The MPSC’s low-income working group continued its work with state agencies, utility providers and stakeholder groups on how energy waste reduction and energy efficiency programs can help make customers’ utility bills more affordable. MPSC staff also worked with the Department of Health and Human Services to enhance energy assistance and with utility companies on rates for low-income customers. The MPSC is lending support to the work of Gov. Whitmer’s UP Energy Task Force, which is led by the Department of Environment, Great Lakes and Energy and includes affordability as a focus.

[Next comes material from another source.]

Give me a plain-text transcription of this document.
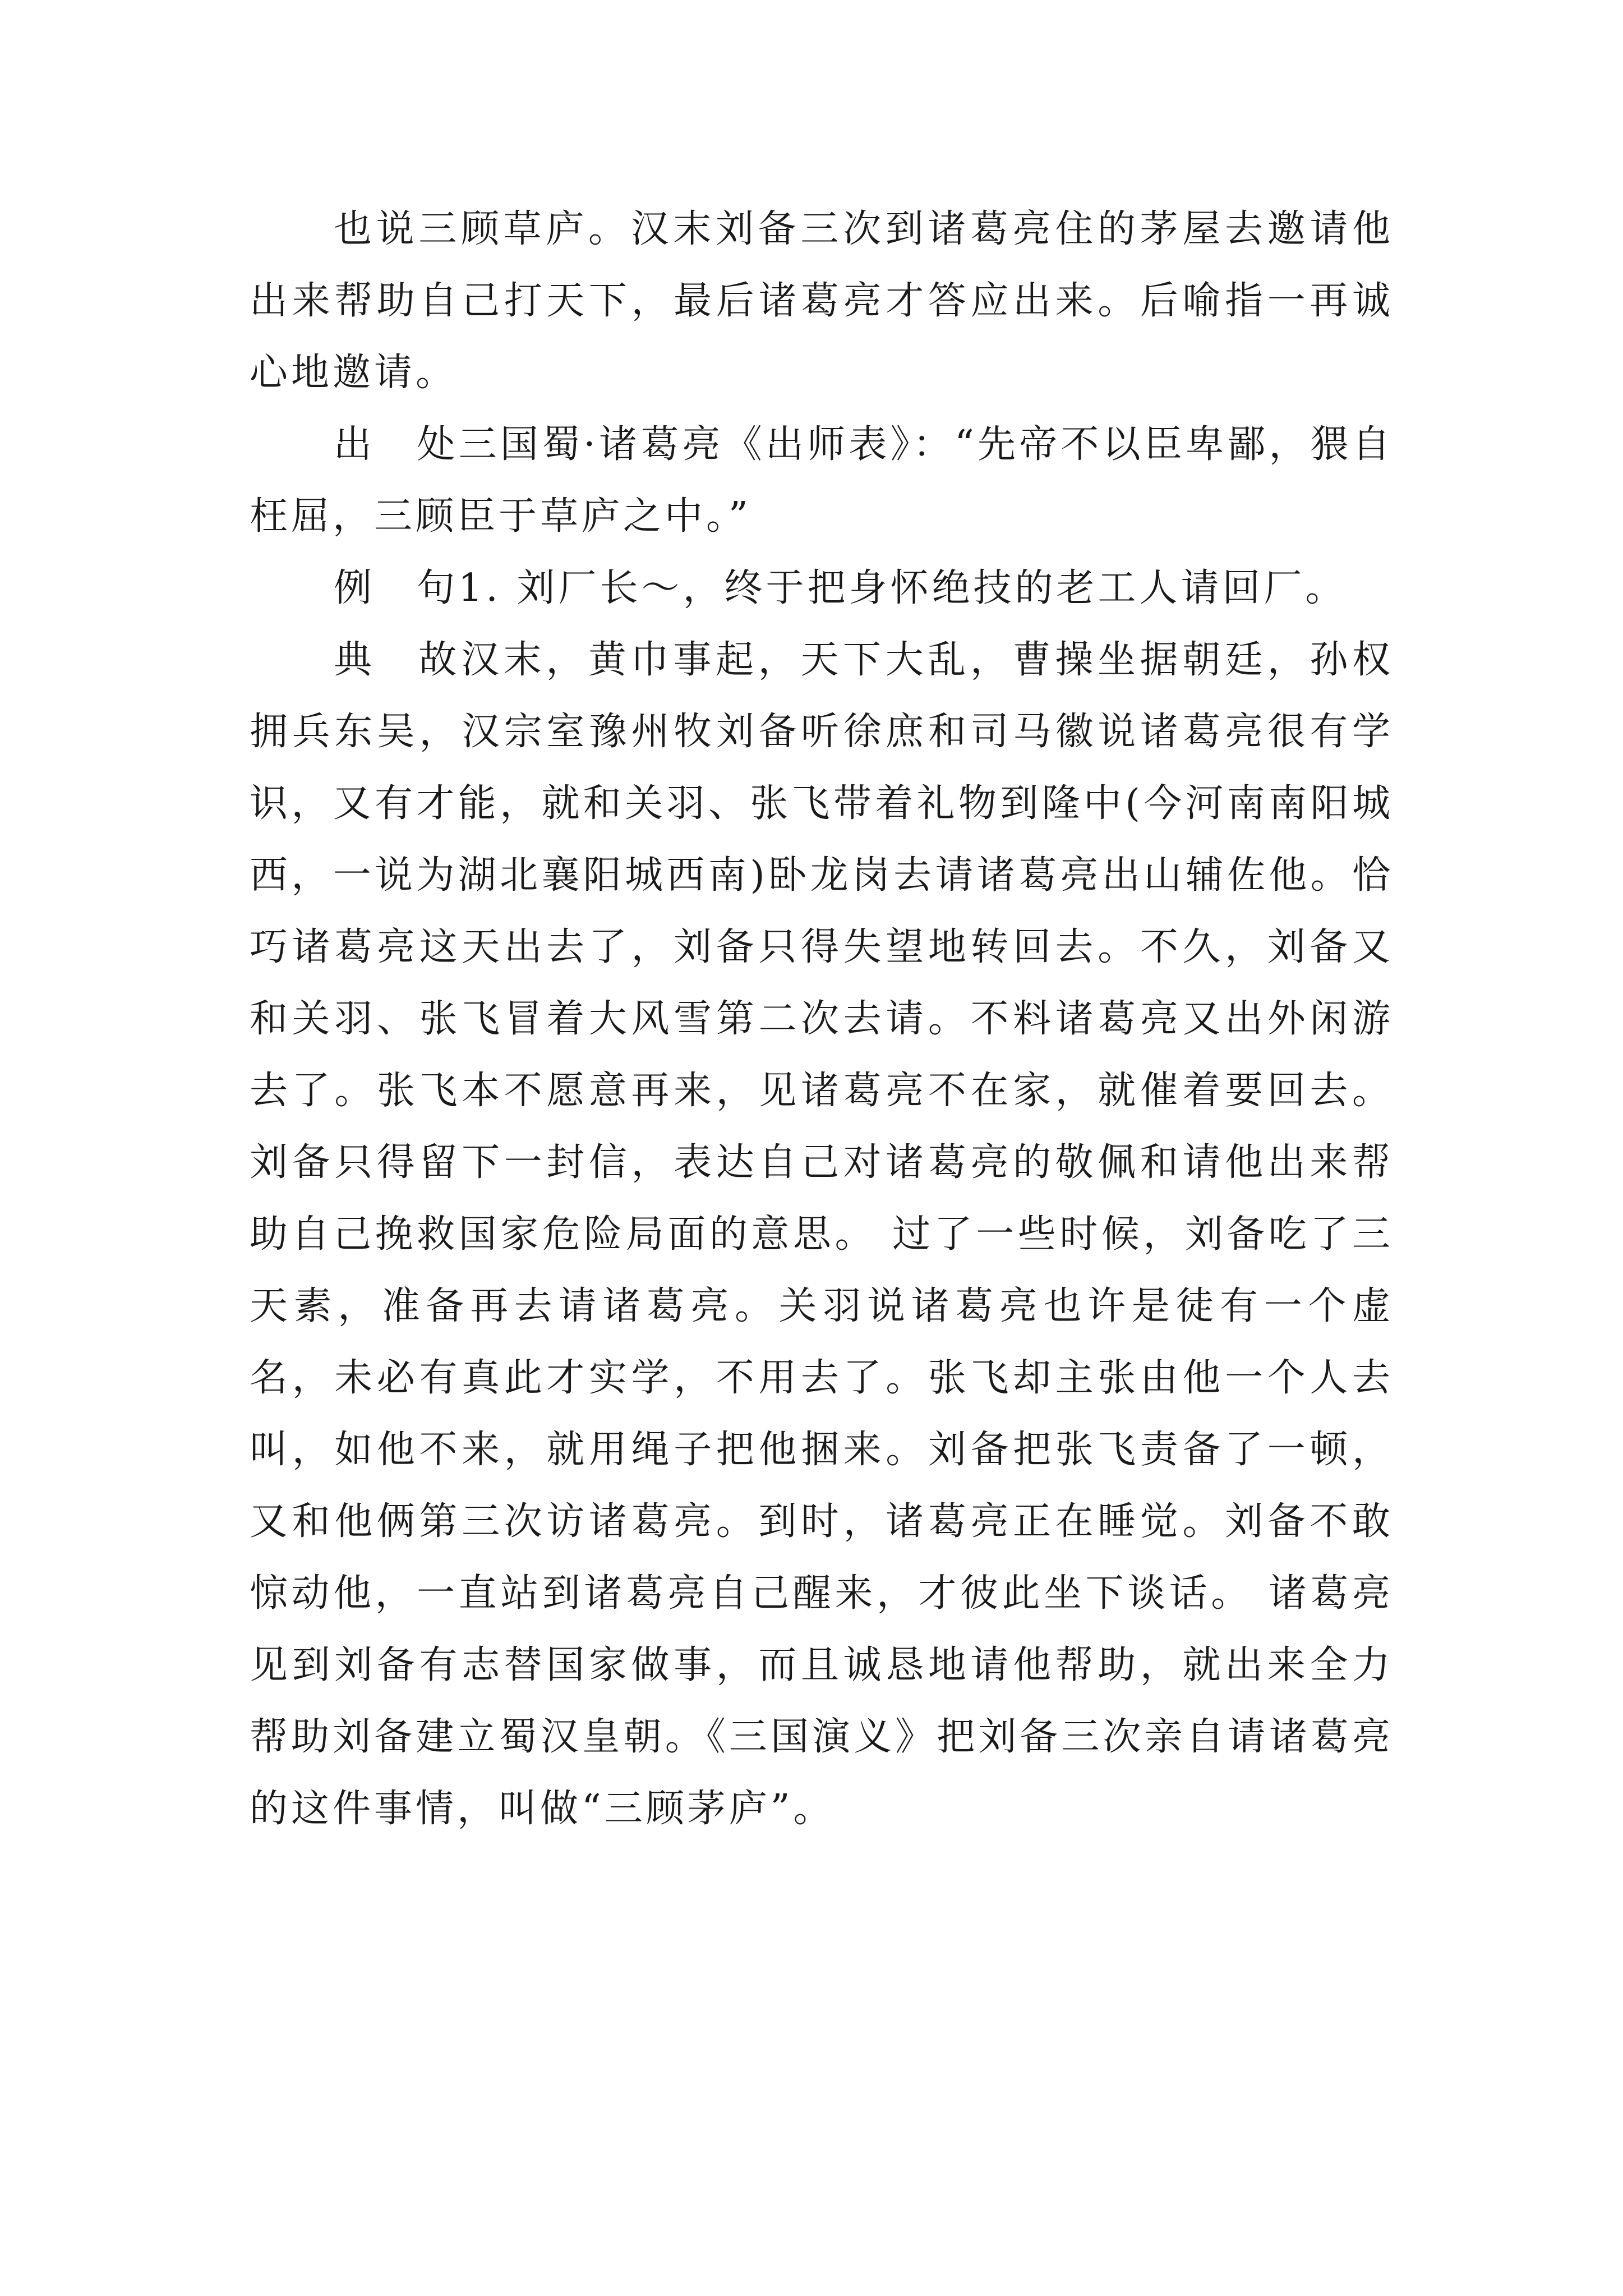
也说三顾草庐。汉末刘备三次到诸葛亮住的茅屋去邀请他出来帮助自己打天下，最后诸葛亮才答应出来。后喻指一再诚心地邀请。

出　处三国蜀·诸葛亮《出师表》：“先帝不以臣卑鄙，猥自枉屈，三顾臣于草庐之中。”

例　句1. 刘厂长～，终于把身怀绝技的老工人请回厂。

典　故汉末，黄巾事起，天下大乱，曹操坐据朝廷，孙权拥兵东吴，汉宗室豫州牧刘备听徐庶和司马徽说诸葛亮很有学识，又有才能，就和关羽、张飞带着礼物到隆中(今河南南阳城西，一说为湖北襄阳城西南)卧龙岗去请诸葛亮出山辅佐他。恰巧诸葛亮这天出去了，刘备只得失望地转回去。不久，刘备又和关羽、张飞冒着大风雪第二次去请。不料诸葛亮又出外闲游去了。张飞本不愿意再来，见诸葛亮不在家，就催着要回去。刘备只得留下一封信，表达自己对诸葛亮的敬佩和请他出来帮助自己挽救国家危险局面的意思。 过了一些时候，刘备吃了三天素，准备再去请诸葛亮。关羽说诸葛亮也许是徒有一个虚名，未必有真此才实学，不用去了。张飞却主张由他一个人去叫，如他不来，就用绳子把他捆来。刘备把张飞责备了一顿，又和他俩第三次访诸葛亮。到时，诸葛亮正在睡觉。刘备不敢惊动他，一直站到诸葛亮自己醒来，才彼此坐下谈话。 诸葛亮见到刘备有志替国家做事，而且诚恳地请他帮助，就出来全力帮助刘备建立蜀汉皇朝。《三国演义》把刘备三次亲自请诸葛亮的这件事情，叫做“三顾茅庐”。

Michigan joined the National Lifeline Eligibility Verifier, allowing for streamlined eligibility screening for telecommunications carriers offering federal Lifeline phone and broadband customer discounts. The commission completed the final rebalancing of the Intrastate Switched Toll Access Restructuring Mechanism with almost $9 million disbursed.

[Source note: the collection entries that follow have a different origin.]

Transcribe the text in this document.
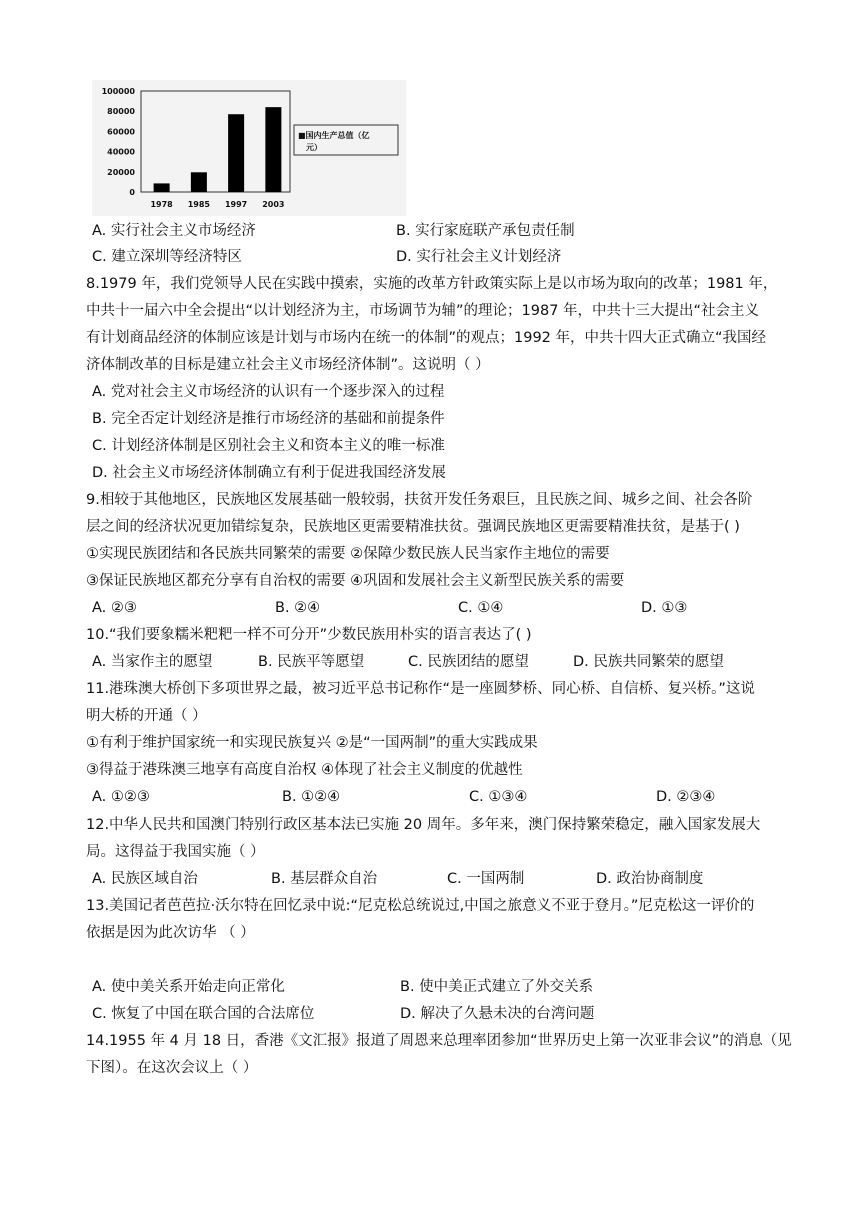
100000
80000
60000
40000
20000
0
1978 1985 1997 2003
■国内生产总值（亿
元）
A. 实行社会主义市场经济	B. 实行家庭联产承包责任制
C. 建立深圳等经济特区	D. 实行社会主义计划经济
8.1979 年，我们党领导人民在实践中摸索，实施的改革方针政策实际上是以市场为取向的改革；1981 年，
中共十一届六中全会提出“以计划经济为主，市场调节为辅”的理论；1987 年，中共十三大提出“社会主义
有计划商品经济的体制应该是计划与市场内在统一的体制”的观点；1992 年，中共十四大正式确立“我国经
济体制改革的目标是建立社会主义市场经济体制”。这说明（ ）
A. 党对社会主义市场经济的认识有一个逐步深入的过程
B. 完全否定计划经济是推行市场经济的基础和前提条件
C. 计划经济体制是区别社会主义和资本主义的唯一标准
D. 社会主义市场经济体制确立有利于促进我国经济发展
9.相较于其他地区，民族地区发展基础一般较弱，扶贫开发任务艰巨，且民族之间、城乡之间、社会各阶
层之间的经济状况更加错综复杂，民族地区更需要精准扶贫。强调民族地区更需要精准扶贫，是基于( )
①实现民族团结和各民族共同繁荣的需要 ②保障少数民族人民当家作主地位的需要
③保证民族地区都充分享有自治权的需要 ④巩固和发展社会主义新型民族关系的需要
A. ②③	B. ②④	C. ①④	D. ①③
10.“我们要象糯米粑粑一样不可分开”少数民族用朴实的语言表达了( )
A. 当家作主的愿望	B. 民族平等愿望	C. 民族团结的愿望	D. 民族共同繁荣的愿望
11.港珠澳大桥创下多项世界之最，被习近平总书记称作“是一座圆梦桥、同心桥、自信桥、复兴桥。”这说
明大桥的开通（ ）
①有利于维护国家统一和实现民族复兴 ②是“一国两制”的重大实践成果
③得益于港珠澳三地享有高度自治权 ④体现了社会主义制度的优越性
A. ①②③	B. ①②④	C. ①③④	D. ②③④
12.中华人民共和国澳门特别行政区基本法已实施 20 周年。多年来，澳门保持繁荣稳定，融入国家发展大
局。这得益于我国实施（ ）
A. 民族区域自治	B. 基层群众自治	C. 一国两制	D. 政治协商制度
13.美国记者芭芭拉·沃尔特在回忆录中说:“尼克松总统说过,中国之旅意义不亚于登月。”尼克松这一评价的
依据是因为此次访华 （ ）
A. 使中美关系开始走向正常化	B. 使中美正式建立了外交关系
C. 恢复了中国在联合国的合法席位	D. 解决了久悬未决的台湾问题
14.1955 年 4 月 18 日，香港《文汇报》报道了周恩来总理率团参加“世界历史上第一次亚非会议”的消息（见
下图）。在这次会议上（ ）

The MPSC also completed a cost study model to review costs for next generation 911 service providers. Staff also coordinated with other state agencies to help review grants for $20 million in Connecting Michigan Communities broadband grants, which will be awarded in summer 2020.

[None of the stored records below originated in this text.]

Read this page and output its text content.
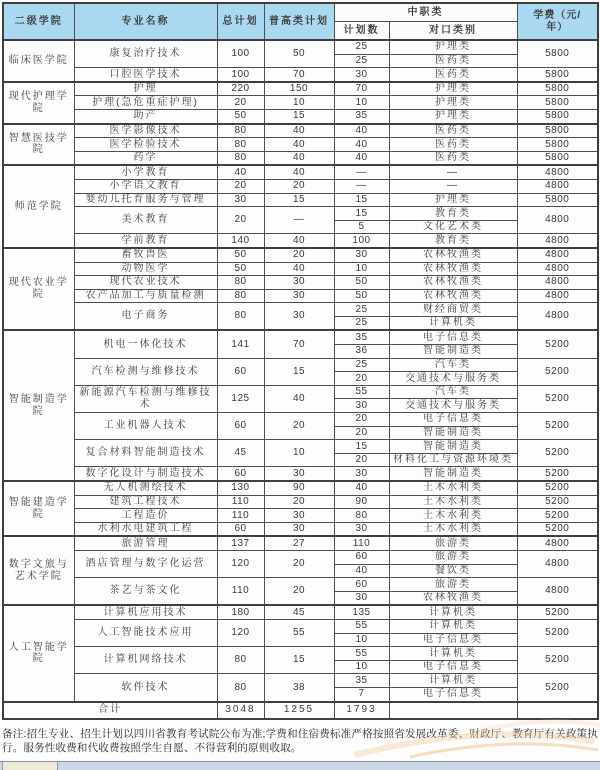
二级学院	专业名称	总计划	普高类计划	中职类		学费（元/年）
				计划数	对口类别	
临床医学院	康复治疗技术	100	50	25	护理类	5800
				25	医药类	
	口腔医学技术	100	70	30	医药类	5800
现代护理学院	护理	220	150	70	护理类	5800
	护理(急危重症护理)	20	10	10	护理类	5800
	助产	50	15	35	护理类	5800
智慧医技学院	医学影像技术	80	40	40	医药类	5800
	医学检验技术	80	40	40	医药类	5800
	药学	80	40	40	医药类	5800
师范学院	小学教育	40	40	—	—	4800
	小学语文教育	20	20	—	—	4800
	婴幼儿托育服务与管理	30	15	15	护理类	5800
	美术教育	20	—	15	教育类	4800
				5	文化艺术类	
	学前教育	140	40	100	教育类	4800
现代农业学院	畜牧兽医	50	20	30	农林牧渔类	4800
	动物医学	50	40	10	农林牧渔类	4800
	现代农业技术	80	30	50	农林牧渔类	4800
	农产品加工与质量检测	80	30	50	农林牧渔类	4800
	电子商务	80	30	25	财经商贸类	4800
				25	计算机类	
智能制造学院	机电一体化技术	141	70	35	电子信息类	5200
				36	智能制造类	
	汽车检测与维修技术	60	15	25	汽车类	5200
				20	交通技术与服务类	
	新能源汽车检测与维修技术	125	40	55	汽车类	5200
				30	交通技术与服务类	
	工业机器人技术	60	20	20	电子信息类	5200
				20	智能制造类	
	复合材料智能制造技术	45	10	15	智能制造类	5200
				20	材料化工与资源环境类	
	数字化设计与制造技术	60	30	30	智能制造类	5200
智能建造学院	无人机测绘技术	130	90	40	土木水利类	5200
	建筑工程技术	110	20	90	土木水利类	5200
	工程造价	110	30	80	土木水利类	5200
	水利水电建筑工程	60	30	30	土木水利类	5200
数字文旅与艺术学院	旅游管理	137	27	110	旅游类	4800
	酒店管理与数字化运营	120	20	60	旅游类	4800
				40	餐饮类	
	茶艺与茶文化	110	20	60	旅游类	4800
				30	农林牧渔类	
人工智能学院	计算机应用技术	180	45	135	计算机类	5200
	人工智能技术应用	120	55	55	计算机类	5200
				10	电子信息类	
	计算机网络技术	80	15	55	计算机类	5200
				10	电子信息类	
	软件技术	80	38	35	计算机类	5200
				7	电子信息类	
合计		3048	1255	1793		
备注:招生专业、招生计划以四川省教育考试院公布为准;学费和住宿费标准严格按照省发展改革委、财政厅、教育厅有关政策执行。服务性收费和代收费按照学生自愿、不得营利的原则收取。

Distributed generation pricing
Pursuant to Michigan’s 2016 energy law, the MPSC approved new distributed generation tariffs in May 2019 for customers of DTE Electric and Upper Peninsula Power Co. with on-site renewable energy systems such as solar panels. Customers will receive full energy and capacity payments for any excess generation supplied to the utility. Adoption of distributed generation in Michigan continues to grow, and the number of installations producing power increased by nearly 5% in 2018, according to the MPSC.
MI Power Grid
The MPSC in October launched MI Power Grid, a new multiyear initiative to guide Michigan residents and businesses through the energy industry’s rapid transition to clean energy.
MI Power Grid’s three areas of emphasis are customer engagement, integrating emerging technologies, and optimizing grid performance and investments. The MPSC believes a modernized electric grid will help improve reliability and encourage adoption of new technologies, like electric vehicles, electricity storage, smart sensors and controls.
The MPSC concluded its work in fall 2019 to ensure that $4.1 billion in tax cuts for the state’s utilities through the federal 2017 federal tax overhaul were returned to ratepayers through monthly bill credits or longer-term adjustments to rates.
“When the tax cuts and jobs act was passed in 2017, that had a huge impact on utilities,” Scripps said. “Ultimately, we made the decision to say those savings are customer savings, and they need to be returned to customers.”
Infrastructure and oversight
The MPSC’s Gas Operations Section launched a new database system to track inspections of gas pipeline companies, investigation of incidents and damage prevention enforcement activities. Staff investigated issues related to utility companies being late to mark thousands of excavation notifications. Gas safety staff continued to support and monitor pipeline infrastructure replacement, which resulted in the elimination of more than 275 miles of high-risk distribution mains in 2019.
Electric vehicle pilots
Consumers Energy and DTE Electric launched electric vehicle pilot programs approved by the MPSC aimed at removing barriers to EV adoption and effective planning of EV charging infrastructure. The experimental programs will test technology innovations, rate design, customer response and other factors. Pilot program data and lessons learned will help utilities and the commission to make more informed decisions over the long term.
Scripps joined the commission in February, Commissioner Norm Saari ended his term in August and Commissioner Tremaine Phillips came aboard in September.
The Energy Security section was transferred to the MPSC. The commission hired a new public information officer and a new executive secretary. It also created a new communications section to increase transparency and public outreach and education, including a new website and expanded social media presence.